After nightfall, and coming towards the end of the night, some girls were advertising "half-naked fire-breathing" out in the parking lot. Can you guess which direction I headed? I overheard some talk of the girls dancing on top of a zombified van parked nearby, but unfortunately that did not come to pass (that would have been fun to watch). However, the half-naked fire-breathing did go on as advertised, and that in itself was exciting. I think it's just fantastic that I can say I went to a horror convention and got to see half-naked girls breathing fire. What have I been waiting for all these years?

On a related note, I didn't see a whole lot of full-on costumes at the con, especially compared to what I see at the anime convention I regularly go to. (But there is an '80s horror costume contest planned for tomorrow night). Then again, I did see a lot of people dressed in some pretty groovy gothic fashions. The people overall were very friendly, which to me is not surprising, but might shock you if you believe the stereotype that horror fans are violent, antisocial folk. The fan community may have been skewed toward a male audience, but there was actually a pretty good proportion of females in attendance - especially taking all the actresses into account. There were even a few kids there (more girls than boys!), and though they appeared to be in tow of the celebrities or other con-goers they were related to, they seemed enthusiastic about the atmosphere. (When I picked up my badge at the registration desk, two girls came running up bragging about the candy they were carrying, and we all had a friendly laugh about them "taking candy from strangers").

Friday's programming culminated with the Horror Cabaret, that ran until just before midnight. Four acts performed, starting with Evenings in Quarantine: The Zombie Opera, adapted for the convention. It was, as billed, a zombie opera, featuring music and [some very impressive] vocal performances (plus some really cool on-the-fly arm-severing fx). I don't know if the fact that you can hear the zombie apocalypse story told in opera form reflects the ubiquitousness of zombies in popular culture, or if it speaks to the obsessive quirkiness of zombie fans. Either way, it's a shame the story has become so cliched, because it truly is a good one. But I suppose that even if you beat the story to death, it will just keep coming back again and again, because people love it.

Also performing at the cabaret was the ElectroBelly & Friends Dance Troupe. I have mixed feelings about belly dancing. On the one hand, belly dancers are known for their curves, and I tend to be be attracted to thinner body types. But on the other hand, it's a very sensual dance form. I am impressed that these dancers can get up in front of a crowd and dance so sensually, seemingly without self-consciousness. I could have just been imagining it, but I sensed that some of the guys in the audience were embarrassed to be seen watching too closely (I wasn't - I figured they weren't dancing just to be ignored). Meanwhile, the few people I noticed who were staring intently were female! I also love that, in spite of how sensual it is, belly dancing is considered a legitimate dance form that can be performed in festivals and conventions, and not restricted to seedy bars and back alleys, like "adult" performances are.
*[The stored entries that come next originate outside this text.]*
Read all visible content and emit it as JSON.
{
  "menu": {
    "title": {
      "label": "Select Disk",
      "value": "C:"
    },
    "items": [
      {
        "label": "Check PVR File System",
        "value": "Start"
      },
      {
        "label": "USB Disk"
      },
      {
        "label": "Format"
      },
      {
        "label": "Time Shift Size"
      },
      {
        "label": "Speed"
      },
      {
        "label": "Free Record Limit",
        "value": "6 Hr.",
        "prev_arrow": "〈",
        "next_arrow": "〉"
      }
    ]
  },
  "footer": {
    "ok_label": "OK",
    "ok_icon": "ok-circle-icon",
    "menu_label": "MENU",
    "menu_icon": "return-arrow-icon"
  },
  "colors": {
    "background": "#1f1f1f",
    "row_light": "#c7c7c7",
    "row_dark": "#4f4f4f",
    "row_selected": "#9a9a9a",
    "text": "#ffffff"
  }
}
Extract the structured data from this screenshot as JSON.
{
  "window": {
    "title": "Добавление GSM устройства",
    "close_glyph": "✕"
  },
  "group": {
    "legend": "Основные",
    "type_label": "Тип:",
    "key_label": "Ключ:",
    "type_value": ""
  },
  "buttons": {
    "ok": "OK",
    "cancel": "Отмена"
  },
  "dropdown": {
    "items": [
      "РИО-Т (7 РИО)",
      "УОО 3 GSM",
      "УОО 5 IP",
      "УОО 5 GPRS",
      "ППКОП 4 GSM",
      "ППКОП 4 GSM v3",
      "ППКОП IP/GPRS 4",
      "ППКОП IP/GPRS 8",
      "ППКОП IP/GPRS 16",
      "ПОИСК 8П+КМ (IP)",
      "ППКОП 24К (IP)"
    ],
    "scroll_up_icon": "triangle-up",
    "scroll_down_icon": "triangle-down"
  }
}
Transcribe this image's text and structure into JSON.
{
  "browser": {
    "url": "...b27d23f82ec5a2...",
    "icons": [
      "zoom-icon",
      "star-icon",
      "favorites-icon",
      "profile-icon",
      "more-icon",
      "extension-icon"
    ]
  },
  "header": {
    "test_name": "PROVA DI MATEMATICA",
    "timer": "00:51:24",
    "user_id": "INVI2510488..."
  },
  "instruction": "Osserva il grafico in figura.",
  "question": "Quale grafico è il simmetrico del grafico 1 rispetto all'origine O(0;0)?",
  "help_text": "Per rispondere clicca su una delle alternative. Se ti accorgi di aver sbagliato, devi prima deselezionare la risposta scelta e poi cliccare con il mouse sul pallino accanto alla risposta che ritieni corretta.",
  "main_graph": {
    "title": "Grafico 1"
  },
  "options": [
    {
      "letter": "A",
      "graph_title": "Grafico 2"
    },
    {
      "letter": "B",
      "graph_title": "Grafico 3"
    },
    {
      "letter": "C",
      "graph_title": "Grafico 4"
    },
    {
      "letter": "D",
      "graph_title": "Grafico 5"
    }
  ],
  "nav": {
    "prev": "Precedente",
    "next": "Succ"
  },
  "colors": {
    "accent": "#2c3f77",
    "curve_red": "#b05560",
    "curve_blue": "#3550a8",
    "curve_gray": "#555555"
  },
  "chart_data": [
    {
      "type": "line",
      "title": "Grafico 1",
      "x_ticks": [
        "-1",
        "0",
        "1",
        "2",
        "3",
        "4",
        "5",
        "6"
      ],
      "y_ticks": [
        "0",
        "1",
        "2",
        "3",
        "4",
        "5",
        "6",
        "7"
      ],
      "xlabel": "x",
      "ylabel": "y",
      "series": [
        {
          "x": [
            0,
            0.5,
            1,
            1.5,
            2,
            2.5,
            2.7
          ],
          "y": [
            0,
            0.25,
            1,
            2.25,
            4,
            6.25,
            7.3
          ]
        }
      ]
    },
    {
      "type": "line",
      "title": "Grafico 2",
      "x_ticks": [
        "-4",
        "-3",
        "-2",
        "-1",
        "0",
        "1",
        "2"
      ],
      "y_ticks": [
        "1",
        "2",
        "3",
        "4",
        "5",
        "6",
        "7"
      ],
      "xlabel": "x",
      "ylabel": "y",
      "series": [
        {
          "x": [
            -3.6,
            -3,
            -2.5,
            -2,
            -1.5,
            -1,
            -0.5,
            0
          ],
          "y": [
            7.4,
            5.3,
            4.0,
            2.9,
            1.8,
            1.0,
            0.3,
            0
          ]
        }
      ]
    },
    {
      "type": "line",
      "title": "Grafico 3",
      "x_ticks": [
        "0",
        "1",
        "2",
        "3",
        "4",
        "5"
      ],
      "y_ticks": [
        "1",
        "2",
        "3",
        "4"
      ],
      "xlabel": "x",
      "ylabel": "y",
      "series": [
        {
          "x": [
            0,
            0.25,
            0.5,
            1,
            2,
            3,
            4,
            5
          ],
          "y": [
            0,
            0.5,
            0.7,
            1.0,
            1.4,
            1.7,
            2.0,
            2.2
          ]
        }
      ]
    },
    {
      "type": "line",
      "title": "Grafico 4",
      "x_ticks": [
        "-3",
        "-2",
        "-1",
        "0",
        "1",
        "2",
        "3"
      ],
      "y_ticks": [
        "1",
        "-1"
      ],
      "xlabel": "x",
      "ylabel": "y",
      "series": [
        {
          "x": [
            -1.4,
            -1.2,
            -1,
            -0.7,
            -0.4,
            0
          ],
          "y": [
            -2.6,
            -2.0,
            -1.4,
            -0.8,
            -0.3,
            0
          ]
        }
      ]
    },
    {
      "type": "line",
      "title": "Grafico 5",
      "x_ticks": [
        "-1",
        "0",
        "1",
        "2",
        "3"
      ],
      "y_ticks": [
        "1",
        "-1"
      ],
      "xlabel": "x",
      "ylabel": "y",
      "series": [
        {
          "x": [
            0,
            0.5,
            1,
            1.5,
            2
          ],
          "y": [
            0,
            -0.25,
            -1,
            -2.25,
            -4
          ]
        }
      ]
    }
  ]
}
The other two cabaret acts were less in tune with my interests, and so they inspired less enthusiasm from me. One of them was mentalist & magician Chris Handa. I'm a skeptic, and I'm not really into "audience interaction" performances, but he wasn't bad. He certainly did a convincing job of "magically" selecting the hottest girl in the audience to come up front for a demonstration. We all know "magic" is just a series of tricks, but a performance like this is all about showmanship, and this guy put on a pretty entertaining show. The other act was a comedian/musician named Weird Paul, who sang a bunch of silly songs with funny lyrics. Amusing, certainly, but not really my preferred style of entertainment.